Volkswagen AG and Bayerische Motoren Werke AG predicted a “difficult” 2013 as the European auto market contracts, vehicle prices in the region drop and growth in China slows.
VW fell to almost a four-month low after Chief Executive Officer Martin Winterkorn said the automaker, Europe’s biggest, is confronting “tougher competition and difficult economic conditions.” BMW, the world’s largest luxury-vehicle manufacturer, sees conditions as “likely to remain challenging in many markets,” CEO Norbert Reithofer said.
Industrywide car sales in Europe, already at a 17-year low in 2012, fell in January to the least for that month since records began in 1990, according to the ACEA trade group. BMW and VW have both been counting on Chinese and U.S. growth to offset the contraction in their home region. Munich-based BMW said today profitability at its automaking unit narrowed last year, and analysts estimate earnings will drop in 2013.
“Europe is not the only market where conditions are deteriorating,” said Stefan Bratzel, director of the Center of Automotive Management at the University of Applied Sciences in Bergisch Gladbach, Germany. “Growth in China declined to a one-digit percentage rate last year, and the U.S. market will probably level off in 2013. At the same time, costs to expand sales and services organizations are rising.”
Volkswagen, whose Audi brand ranks second to BMW in global luxury-vehicle sales, will post an increase in earnings before interest and taxes in 2014 after profit this year matches the 2012 figure, Winterkorn said today at a press conference at VW headquarters in Wolfsburg. Daimler AG, which owns the Mercedes-Benz luxury-car marque, also forecast last month that operating profit in 2013 will remain unchanged from last year.
BMW, which said it expects to release more forecasts for 2013 on March 19, reiterated today that it’s planning on a third consecutive record this year in annual deliveries.
Vehicle prices in Europe have been declining amid carmakers’ unsuccessful attempts to stem the market decline, a strategy that has led to losses at Paris-based PSA Peugeot Citroen and the regional divisions of General Motors Co. and Ford Motor Co. Discounts in Germany widened to an average 11.8 percent of the list price in January from 11 percent a year earlier, according to Autohaus PulsSchlag industry magazine.
“Pricing will remain tough, because the market in Europe is going down,” and there are discounting pressures in other regions, Christian Klingler, VW’s head of sales, said today at an analysts’ conference in Wolfsburg.
VW fell as much as 3.8 percent to 160.10 euros, the lowest intraday price since Nov. 23, and was trading down 1.2 percent at 3:41 p.m. in Frankfurt. BMW fell 0.3 percent to 71.05 euros.
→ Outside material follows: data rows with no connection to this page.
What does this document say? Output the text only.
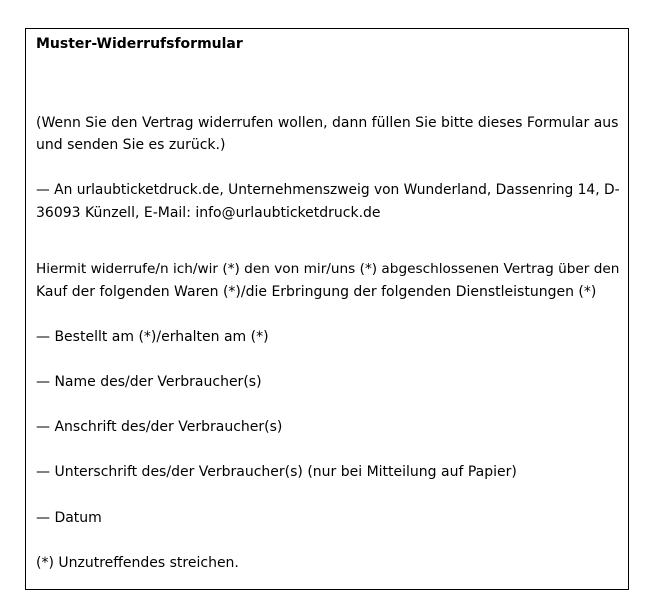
Muster-Widerrufsformular

(Wenn Sie den Vertrag widerrufen wollen, dann füllen Sie bitte dieses Formular aus

und senden Sie es zurück.)

— An urlaubticketdruck.de, Unternehmenszweig von Wunderland, Dassenring 14, D-

36093 Künzell, E-Mail: info@urlaubticketdruck.de

Hiermit widerrufe/n ich/wir (*) den von mir/uns (*) abgeschlossenen Vertrag über den

Kauf der folgenden Waren (*)/die Erbringung der folgenden Dienstleistungen (*)

— Bestellt am (*)/erhalten am (*)

— Name des/der Verbraucher(s)

— Anschrift des/der Verbraucher(s)

— Unterschrift des/der Verbraucher(s) (nur bei Mitteilung auf Papier)

— Datum

(*) Unzutreffendes streichen.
“Investors seem to be questioning if VW is really as price disciplined as claimed,” David Arnold, a sales specialist at Credit Suisse in London, said today in a report to clients.
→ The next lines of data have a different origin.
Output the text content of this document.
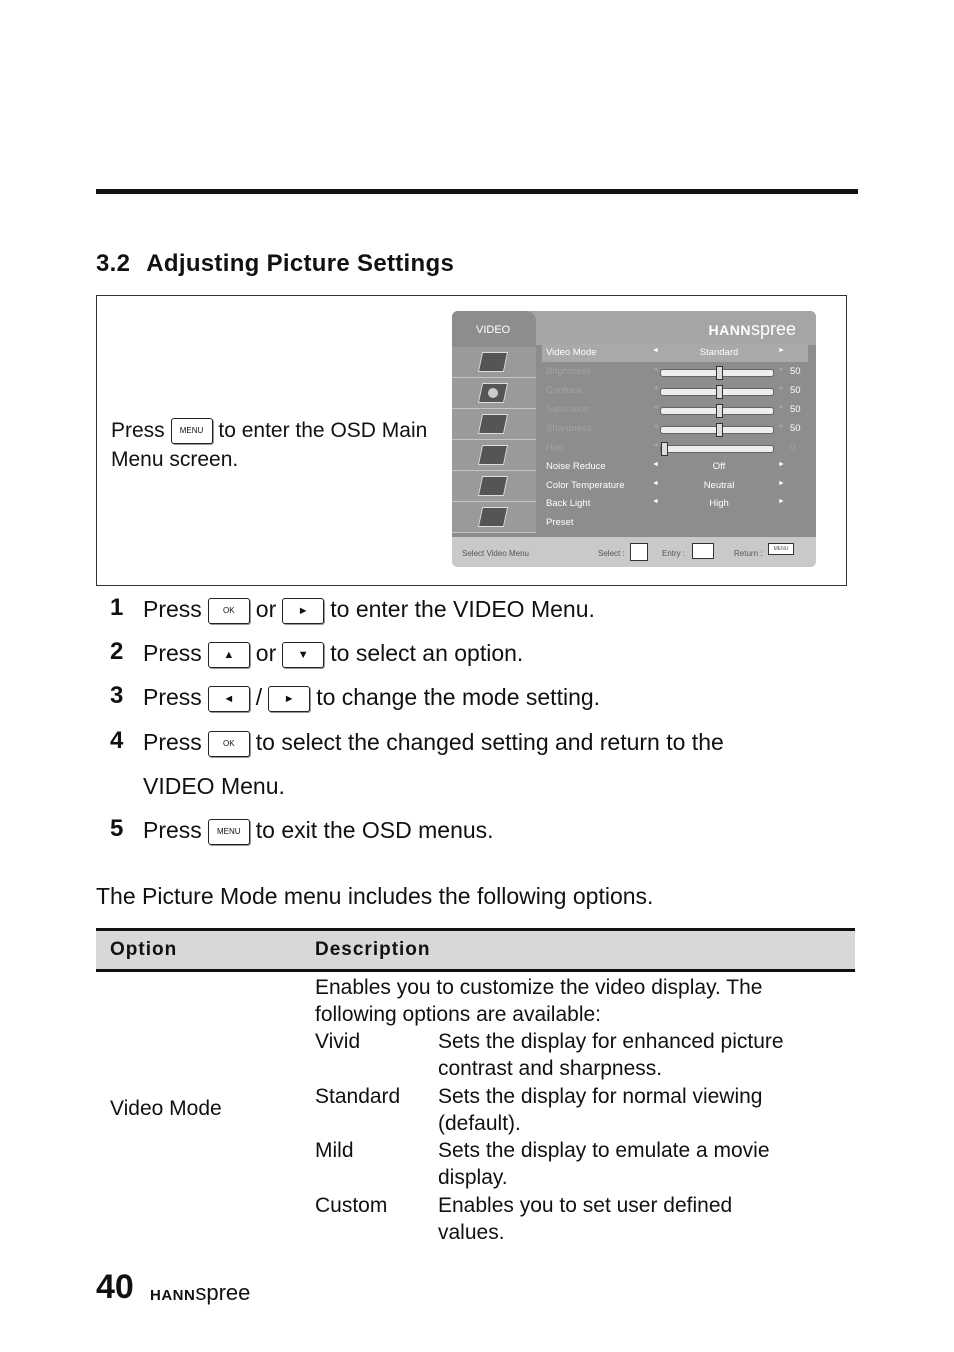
3.2 Adjusting Picture Settings
Press MENU to enter the OSD Main Menu screen.
VIDEO	HANNspree
Video Mode	◄	Standard	►
Brightness	◄	► 50
Contrast	◄	► 50
Saturation	◄	► 50
Sharpness	◄	► 50
Hue	◄	0
Noise Reduce	◄	Off	►
Color Temperature	◄	Neutral	►
Back Light	◄	High	►
Preset
Select Video Menu	Select :	Entry :	Return :	MENU
1 Press	OK or ► to enter the VIDEO Menu.
2 Press ▲ or ▼ to select an option.
3 Press ◄ / ► to change the mode setting.
4 Press	OK to select the changed setting and return to the
VIDEO Menu.
5 Press MENU to exit the OSD menus.
The Picture Mode menu includes the following options.
Option	Description
Video Mode
Enables you to customize the video display. The
following options are available:
Vivid	Sets the display for enhanced picture
contrast and sharpness.
Standard Sets the display for normal viewing
(default).
Mild	Sets the display to emulate a movie
display.
Custom Enables you to set user defined
values.
40 HANNspree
BMW reported a 3.5 percent increase in full-year earnings before interest and taxes to 8.3 billion euros ($10.7 billion). Ebit at the carmaking division increased 2 percent, while earnings as a proportion of sales declined to 10.9 percent from 11.8 percent in 2011, the company said today in a statement. That compares with an 11 percent margin posted by Audi in 2012.
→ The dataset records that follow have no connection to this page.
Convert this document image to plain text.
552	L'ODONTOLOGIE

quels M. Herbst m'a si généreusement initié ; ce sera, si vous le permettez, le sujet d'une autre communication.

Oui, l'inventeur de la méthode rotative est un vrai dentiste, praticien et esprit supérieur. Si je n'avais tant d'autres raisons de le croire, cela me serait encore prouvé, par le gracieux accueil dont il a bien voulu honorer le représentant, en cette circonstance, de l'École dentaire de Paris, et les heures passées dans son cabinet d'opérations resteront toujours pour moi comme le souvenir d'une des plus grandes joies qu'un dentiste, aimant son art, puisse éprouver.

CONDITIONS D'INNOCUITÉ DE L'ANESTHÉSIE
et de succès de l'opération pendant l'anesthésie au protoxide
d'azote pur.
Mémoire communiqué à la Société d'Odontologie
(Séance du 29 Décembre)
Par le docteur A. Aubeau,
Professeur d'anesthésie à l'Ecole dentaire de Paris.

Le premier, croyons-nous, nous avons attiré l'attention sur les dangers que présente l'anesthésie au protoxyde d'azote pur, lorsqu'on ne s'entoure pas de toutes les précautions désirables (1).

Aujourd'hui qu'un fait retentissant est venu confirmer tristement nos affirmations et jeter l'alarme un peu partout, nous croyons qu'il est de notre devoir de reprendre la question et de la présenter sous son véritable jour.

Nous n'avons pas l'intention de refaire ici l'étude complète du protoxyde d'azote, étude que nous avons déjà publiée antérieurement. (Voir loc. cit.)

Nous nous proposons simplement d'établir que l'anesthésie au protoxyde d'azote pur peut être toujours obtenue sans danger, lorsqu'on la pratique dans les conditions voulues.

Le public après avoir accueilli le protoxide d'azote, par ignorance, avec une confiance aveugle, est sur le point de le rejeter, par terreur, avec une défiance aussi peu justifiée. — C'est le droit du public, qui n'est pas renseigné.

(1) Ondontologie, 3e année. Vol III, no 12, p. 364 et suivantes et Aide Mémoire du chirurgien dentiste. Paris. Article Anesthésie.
Audi and Mercedes-Benz both have targets of taking the top luxury-car delivery spot from BMW in coming years. China is key to their growth plans, and the country is also part of VW and GM’s strategies for world car-market dominance. Volkswagen plans to add as many as seven factories in China by 2018, the German company’s target year for becoming the world’s No. 1 carmaker, Winterkorn said today.
China’s passenger-car market expanded 7.1 percent last year to 15.5 million vehicles, and growth may accelerate in 2013 to 8.5 percent, according to the country’s vehicle-manufacturers’ association. That compares with jumps of 33 percent in 2010 and 53 percent in 2009.
“There’s still enormous potential in China, but the market has slowed from double-digit growth to single digits, and that will remain so in the future,” the Center of Automotive Management’s Bratzel said. “The risk of over-dependence and overcapacity naturally rises with such a plan. It’s up to VW to manage that.”